Innocence révélée plus tard dans le nom du réalisateur, Nakoula Basseley Nakoula, condamné, en 2009, à 21 mois de prison pour fraude bancaire, et celui d’Alan Roberts, le producteur, qui est aussi producteur de films pornographiques. Le fruit de leur travail est un film de série Z, en d’autres termes, un échec cinématographique à tous les niveaux, puisque toutes les autres lettres lui sont arrachées.
Et alors, en voulant tourner en dérision la religion musulmane et son prophète, les mystérieux réalisateur-producteur-scénariste font de l’autodérision. Les minutes médiocres voguant sur le Net se discréditent d’elles-mêmes, autant par la forme que par le contenu. Alors, en réponse à la médiocrité du film, des centaines voire des milliers de personnes se rassemblent dans les rues.
En Libye, l’ambassadeur américain est tué avec trois compatriotes.
À Tunis, des cocktails Molotov sont lancés dans le terrain de l’ambassade américaine, laissant une épaisse fumée noire. Le feu est aussi mis à une école américaine.

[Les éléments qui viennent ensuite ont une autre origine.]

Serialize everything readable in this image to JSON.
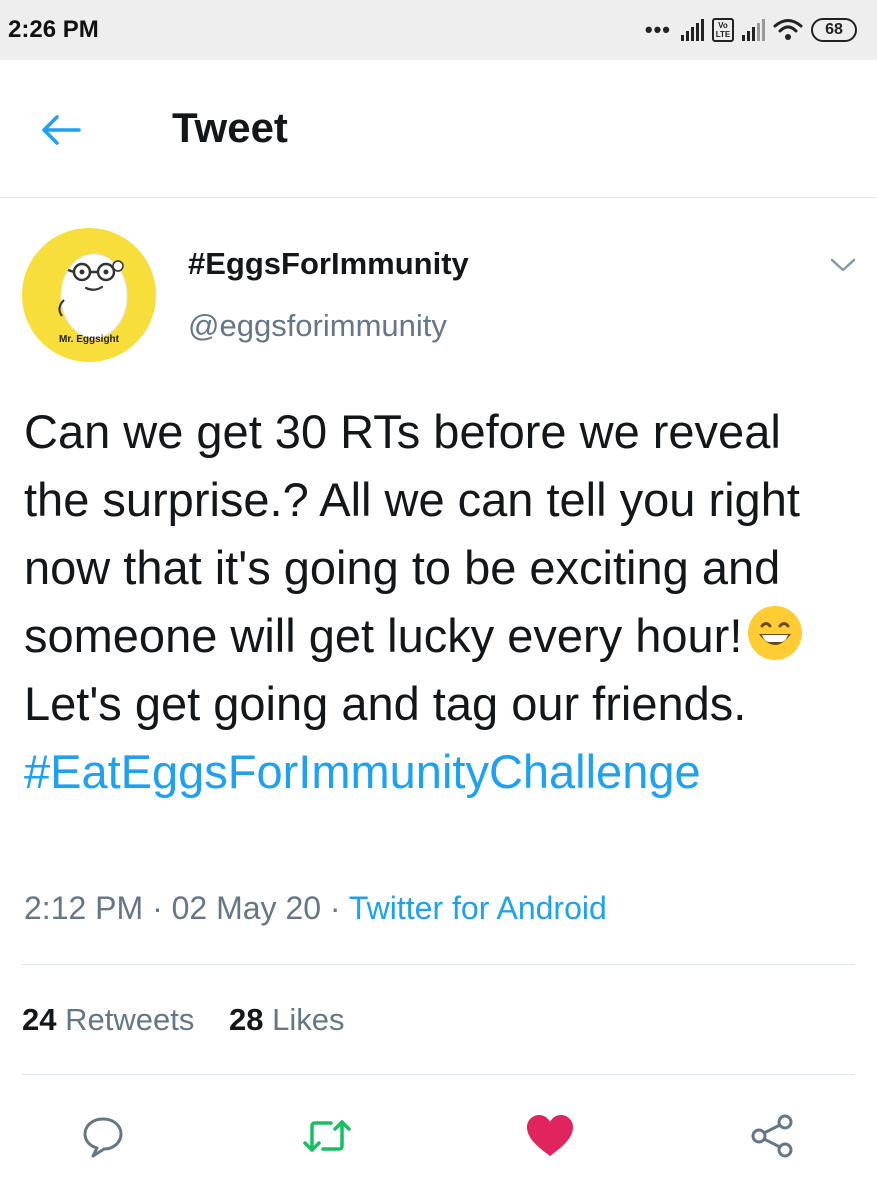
{
  "status_bar": {
    "time": "2:26 PM",
    "battery": "68",
    "volte_top": "Vo",
    "volte_bottom": "LTE"
  },
  "header": {
    "title": "Tweet",
    "back_icon": "arrow-left-icon"
  },
  "author": {
    "display_name": "#EggsForImmunity",
    "handle": "@eggsforimmunity",
    "avatar_caption": "Mr. Eggsight"
  },
  "tweet": {
    "text_part1": "Can we get 30 RTs before we reveal the surprise.? All we can tell you right now that it's going to be exciting and someone will get lucky every hour!",
    "text_part2": "Let's get going and tag our friends.",
    "hashtag": "#EatEggsForImmunityChallenge",
    "emoji": "grinning-face-icon"
  },
  "meta": {
    "time": "2:12 PM",
    "separator": " · ",
    "date": "02 May 20",
    "source": "Twitter for Android"
  },
  "stats": {
    "retweets_count": "24",
    "retweets_label": "Retweets",
    "likes_count": "28",
    "likes_label": "Likes"
  },
  "colors": {
    "accent": "#1da1f2",
    "retweet_active": "#17bf63",
    "like_active": "#e0245e",
    "avatar_bg": "#f7de3a"
  }
}
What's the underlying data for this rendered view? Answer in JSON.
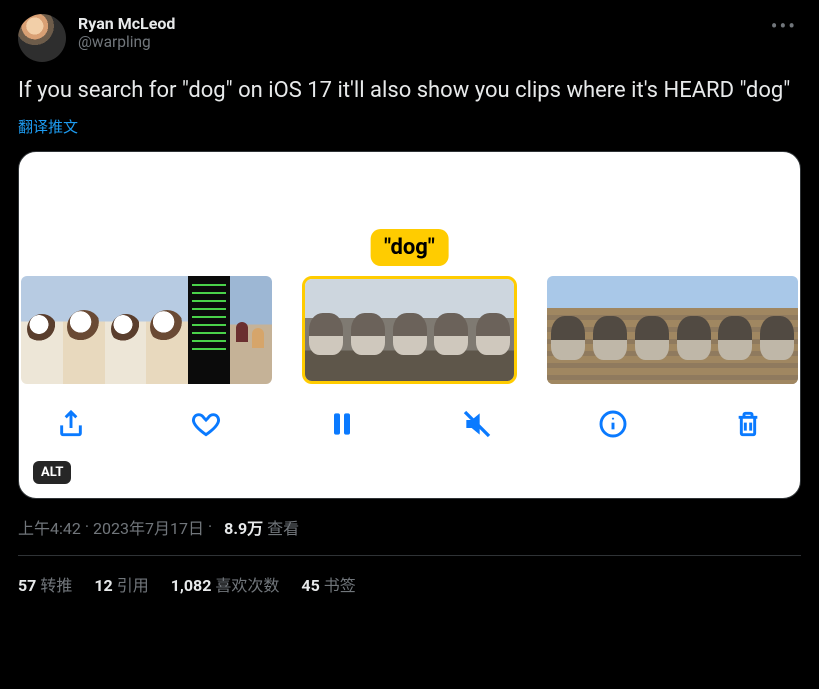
{
  "author": {
    "display_name": "Ryan McLeod",
    "handle": "@warpling"
  },
  "tweet_text": "If you search for \"dog\" on iOS 17 it'll also show you clips where it's HEARD \"dog\"",
  "translate_label": "翻译推文",
  "media": {
    "tag_label": "\"dog\"",
    "alt_badge": "ALT"
  },
  "meta": {
    "time": "上午4:42",
    "date": "2023年7月17日",
    "views_value": "8.9万",
    "views_label": "查看"
  },
  "stats": {
    "retweets": {
      "count": "57",
      "label": "转推"
    },
    "quotes": {
      "count": "12",
      "label": "引用"
    },
    "likes": {
      "count": "1,082",
      "label": "喜欢次数"
    },
    "bookmarks": {
      "count": "45",
      "label": "书签"
    }
  },
  "toolbar_icons": {
    "share": "share-icon",
    "like": "heart-icon",
    "pause": "pause-icon",
    "mute": "mute-icon",
    "info": "info-icon",
    "trash": "trash-icon"
  }
}
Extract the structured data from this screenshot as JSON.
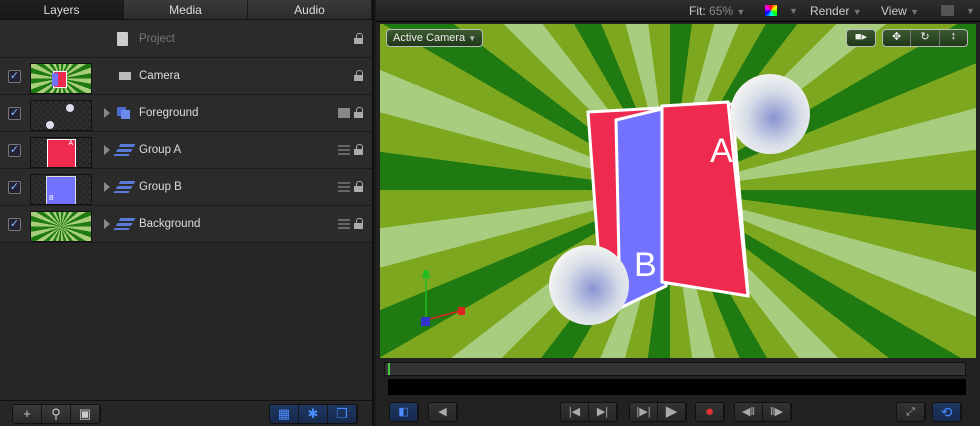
{
  "tabs": [
    {
      "label": "Layers"
    },
    {
      "label": "Media"
    },
    {
      "label": "Audio"
    }
  ],
  "project_label": "Project",
  "layers": [
    {
      "name": "Camera",
      "checked": true
    },
    {
      "name": "Foreground",
      "checked": true
    },
    {
      "name": "Group  A",
      "checked": true
    },
    {
      "name": "Group B",
      "checked": true
    },
    {
      "name": "Background",
      "checked": true
    }
  ],
  "viewer": {
    "fit_label": "Fit:",
    "fit_value": "65%",
    "render": "Render",
    "view": "View",
    "camera_menu": "Active Camera"
  },
  "scene": {
    "card_a": "A",
    "card_b": "B",
    "thumb_a": "A",
    "thumb_b": "B"
  },
  "colors": {
    "accent": "#4a8cff",
    "red_card": "#ee2a4f",
    "blue_card": "#7272ff"
  }
}
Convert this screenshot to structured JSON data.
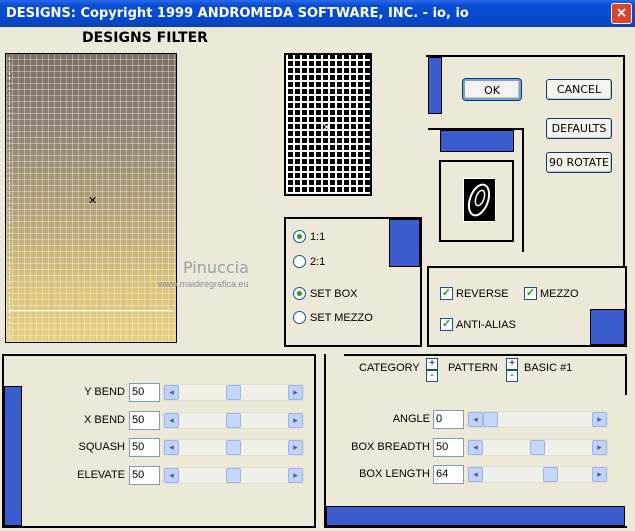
{
  "window": {
    "title": "DESIGNS: Copyright 1999 ANDROMEDA SOFTWARE, INC. - io, io",
    "close_glyph": "×"
  },
  "heading": "DESIGNS FILTER",
  "watermark": {
    "name": "Pinuccia",
    "url": "www.maidiregrafica.eu"
  },
  "buttons": {
    "ok": "OK",
    "cancel": "CANCEL",
    "defaults": "DEFAULTS",
    "rotate": "90 ROTATE"
  },
  "mode_options": {
    "one_to_one": "1:1",
    "two_to_one": "2:1",
    "set_box": "SET BOX",
    "set_mezzo": "SET MEZZO"
  },
  "checkboxes": {
    "reverse": "REVERSE",
    "mezzo": "MEZZO",
    "anti_alias": "ANTI-ALIAS"
  },
  "left_sliders": [
    {
      "label": "Y BEND",
      "value": "50",
      "position": 0.5
    },
    {
      "label": "X BEND",
      "value": "50",
      "position": 0.5
    },
    {
      "label": "SQUASH",
      "value": "50",
      "position": 0.5
    },
    {
      "label": "ELEVATE",
      "value": "50",
      "position": 0.5
    }
  ],
  "category": {
    "label": "CATEGORY",
    "pattern_label": "PATTERN",
    "value": "BASIC #1"
  },
  "right_sliders": [
    {
      "label": "ANGLE",
      "value": "0",
      "position": 0.0
    },
    {
      "label": "BOX BREADTH",
      "value": "50",
      "position": 0.5
    },
    {
      "label": "BOX LENGTH",
      "value": "64",
      "position": 0.64
    }
  ],
  "icons": {
    "stepper_plus": "+",
    "stepper_minus": "-",
    "arrow_left": "◂",
    "arrow_right": "▸"
  },
  "colors": {
    "accent_blue": "#3a5ccc",
    "title_blue": "#0a4cd6",
    "background": "#ece9d8"
  }
}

Au Liban, à Tripoli, un fast-food est saccagé et brûlé. Les demandes d’interdiction de tout visionnage présent ou futur de ce film se font pressantes.
En Syrie, des rassemblements devant l’ambassade se sont mués en sit-in.
En Iran, comme au Liban, des milliers de manifestants souhaitent la mort à l’Amérique et à Israël. La tête de l’écrivain des Versets sataniques, Salman Rushdie, est mise à prix : 3,3 millions de dollars.
Au Pakistan, des bannières défilent dans la capitale, exigeant l’expulsion de l’ambassadeur américain.
En France, des rassemblements ont encerclé l’ambassade américaine, alors que les imams ont appelé à la vigilance pour ne pas tomber dans le piège.
L’accès à la vidéo est désormais interdit en Indonésie, en Inde, à Bahreïn, en Égypte, en Libye... Une « assabiya » aveugle est en ébullition. Et pour cause.
La réprobation est compréhensible, l’indignation partagée. Mais pourquoi saccager, brûler, tuer ? Tuer devient un suicide, un suicide moral, collectif, international.
Pourquoi museler? Taire? Réprimer? Étouffer la voix de l’autre est aussi une violence, un meurtre et un suicide. L’incapacité de répondre égale celle de vivre. La haine ne véhicule que la haine et entraîne crainte et défaillance.
Et alors, au lieu que le tollé ne se dirige vers le film, il se dirige vers tout semeur de trouble, de feu, de silence, de mort.
Que faire alors ? Combattre ce film par les mots, par les images, par les preuves, par l’éducation. Au nom de la liberté d’opinion, critiquons-le. Et au nom de la liberté d’expression, exprimons notre indignation par la voix du savoir.